10/07/2025
Jessica Lopez was diagnosed with leukemia and retinoblastoma (a rare type of eye cancer) as a child, which left her blind. Years of chemotherapy treated the cancers but caused lasting health complications.
In November 2023, while newly engaged to be married, Jessica learned she needed both a heart and a liver transplant. She was in heart failure due to cardiomyopathy, a disease that weakens the heart muscle, and the damage had impacted her liver.
She waited a year on the transplant list, but during that time, her condition worsened and began to affect her kidneys. Jessica now needed three organs: a heart, a liver and a kidney.

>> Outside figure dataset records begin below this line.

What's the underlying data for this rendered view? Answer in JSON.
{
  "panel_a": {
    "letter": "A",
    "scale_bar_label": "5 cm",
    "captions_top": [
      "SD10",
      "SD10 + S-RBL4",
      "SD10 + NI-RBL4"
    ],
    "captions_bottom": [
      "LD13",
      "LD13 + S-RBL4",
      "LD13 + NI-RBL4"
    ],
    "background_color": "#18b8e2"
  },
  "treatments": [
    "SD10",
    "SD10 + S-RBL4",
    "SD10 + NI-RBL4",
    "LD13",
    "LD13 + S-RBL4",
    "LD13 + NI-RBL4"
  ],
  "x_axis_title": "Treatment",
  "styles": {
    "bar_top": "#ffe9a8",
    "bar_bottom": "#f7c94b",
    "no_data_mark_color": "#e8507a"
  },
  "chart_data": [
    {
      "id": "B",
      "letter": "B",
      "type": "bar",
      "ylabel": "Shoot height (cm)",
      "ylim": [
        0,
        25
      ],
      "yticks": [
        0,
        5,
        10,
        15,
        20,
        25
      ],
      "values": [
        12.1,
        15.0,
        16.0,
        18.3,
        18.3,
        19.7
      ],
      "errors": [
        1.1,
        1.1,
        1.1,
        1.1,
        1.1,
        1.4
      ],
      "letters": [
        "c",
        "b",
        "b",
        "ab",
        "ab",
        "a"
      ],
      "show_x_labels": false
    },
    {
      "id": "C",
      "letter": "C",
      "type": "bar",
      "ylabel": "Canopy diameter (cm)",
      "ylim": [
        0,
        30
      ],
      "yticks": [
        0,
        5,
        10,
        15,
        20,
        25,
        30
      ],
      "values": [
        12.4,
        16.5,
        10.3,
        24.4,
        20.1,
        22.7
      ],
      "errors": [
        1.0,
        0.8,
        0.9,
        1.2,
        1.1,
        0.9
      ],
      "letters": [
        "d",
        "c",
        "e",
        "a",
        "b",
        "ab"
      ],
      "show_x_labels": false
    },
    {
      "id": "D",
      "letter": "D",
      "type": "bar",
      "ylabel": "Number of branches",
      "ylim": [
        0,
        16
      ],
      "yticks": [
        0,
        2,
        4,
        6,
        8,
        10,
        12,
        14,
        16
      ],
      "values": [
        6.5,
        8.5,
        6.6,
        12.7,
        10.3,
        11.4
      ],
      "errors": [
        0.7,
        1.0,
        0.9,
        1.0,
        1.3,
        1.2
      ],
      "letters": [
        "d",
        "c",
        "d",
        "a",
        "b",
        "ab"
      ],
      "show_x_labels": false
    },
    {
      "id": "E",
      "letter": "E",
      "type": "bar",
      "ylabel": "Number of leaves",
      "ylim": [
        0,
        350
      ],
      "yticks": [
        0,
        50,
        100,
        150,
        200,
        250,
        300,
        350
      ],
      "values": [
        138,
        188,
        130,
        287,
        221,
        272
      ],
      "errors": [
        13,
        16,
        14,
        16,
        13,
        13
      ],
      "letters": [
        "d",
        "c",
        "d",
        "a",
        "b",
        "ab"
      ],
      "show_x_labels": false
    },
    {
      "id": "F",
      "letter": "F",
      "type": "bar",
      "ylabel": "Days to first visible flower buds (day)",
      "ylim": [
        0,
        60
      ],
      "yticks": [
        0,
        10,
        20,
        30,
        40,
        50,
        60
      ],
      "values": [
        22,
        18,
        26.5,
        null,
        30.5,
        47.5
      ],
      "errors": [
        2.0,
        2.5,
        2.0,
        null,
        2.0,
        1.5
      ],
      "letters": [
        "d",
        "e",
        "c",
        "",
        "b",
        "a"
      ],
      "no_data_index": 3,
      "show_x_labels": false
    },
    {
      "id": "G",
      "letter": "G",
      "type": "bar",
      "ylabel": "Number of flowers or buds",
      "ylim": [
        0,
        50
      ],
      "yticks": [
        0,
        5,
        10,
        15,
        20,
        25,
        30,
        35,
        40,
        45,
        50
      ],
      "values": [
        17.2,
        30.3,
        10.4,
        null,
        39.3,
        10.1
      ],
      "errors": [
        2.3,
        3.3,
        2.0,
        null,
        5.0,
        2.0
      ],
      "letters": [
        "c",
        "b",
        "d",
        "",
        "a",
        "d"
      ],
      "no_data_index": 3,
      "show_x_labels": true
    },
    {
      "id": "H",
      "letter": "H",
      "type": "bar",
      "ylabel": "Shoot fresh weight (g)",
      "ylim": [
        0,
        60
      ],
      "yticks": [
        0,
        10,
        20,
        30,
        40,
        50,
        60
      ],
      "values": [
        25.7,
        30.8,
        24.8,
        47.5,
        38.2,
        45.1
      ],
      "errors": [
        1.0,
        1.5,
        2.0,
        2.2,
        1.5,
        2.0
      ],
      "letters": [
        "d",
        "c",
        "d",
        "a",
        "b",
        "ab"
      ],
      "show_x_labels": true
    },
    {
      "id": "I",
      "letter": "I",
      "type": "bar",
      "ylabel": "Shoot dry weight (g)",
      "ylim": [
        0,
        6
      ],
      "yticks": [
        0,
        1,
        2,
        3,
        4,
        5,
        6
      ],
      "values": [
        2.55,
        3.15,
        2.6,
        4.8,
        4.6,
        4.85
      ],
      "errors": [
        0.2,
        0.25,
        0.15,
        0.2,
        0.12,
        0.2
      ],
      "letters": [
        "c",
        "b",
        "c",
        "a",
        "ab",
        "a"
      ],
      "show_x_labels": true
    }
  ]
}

Triple-organ transplants are extremely rare — only 59 heart-liver-kidney transplants have ever been recorded in the United States. One of those had been performed by the teams at Northwestern Medicine Bluhm Cardiovascular Institute and the Northwestern Medicine Organ Transplant Center, and they were determined to do it again to help give 32-year-old Jessica a second chance at life.
Because all organs need to come from the same donor for triple-organ transplants, the wait time can be long, but on February 24, 2025, three organs became available. Jessica’s heart and liver were transplanted together, and then a separate team of surgeons performed her kidney transplant.
Today, Jessica, who has been in remission from cancer for 20 years, is now thriving with her new heart, liver and kidney. “I feel like I was reborn,” says Jessica. “I’m grateful for my organ donor and their family. I’ve been given a second chance at life and can start planning for my future.”
Jessica and her fiancé are now looking ahead to their 2026 wedding in California.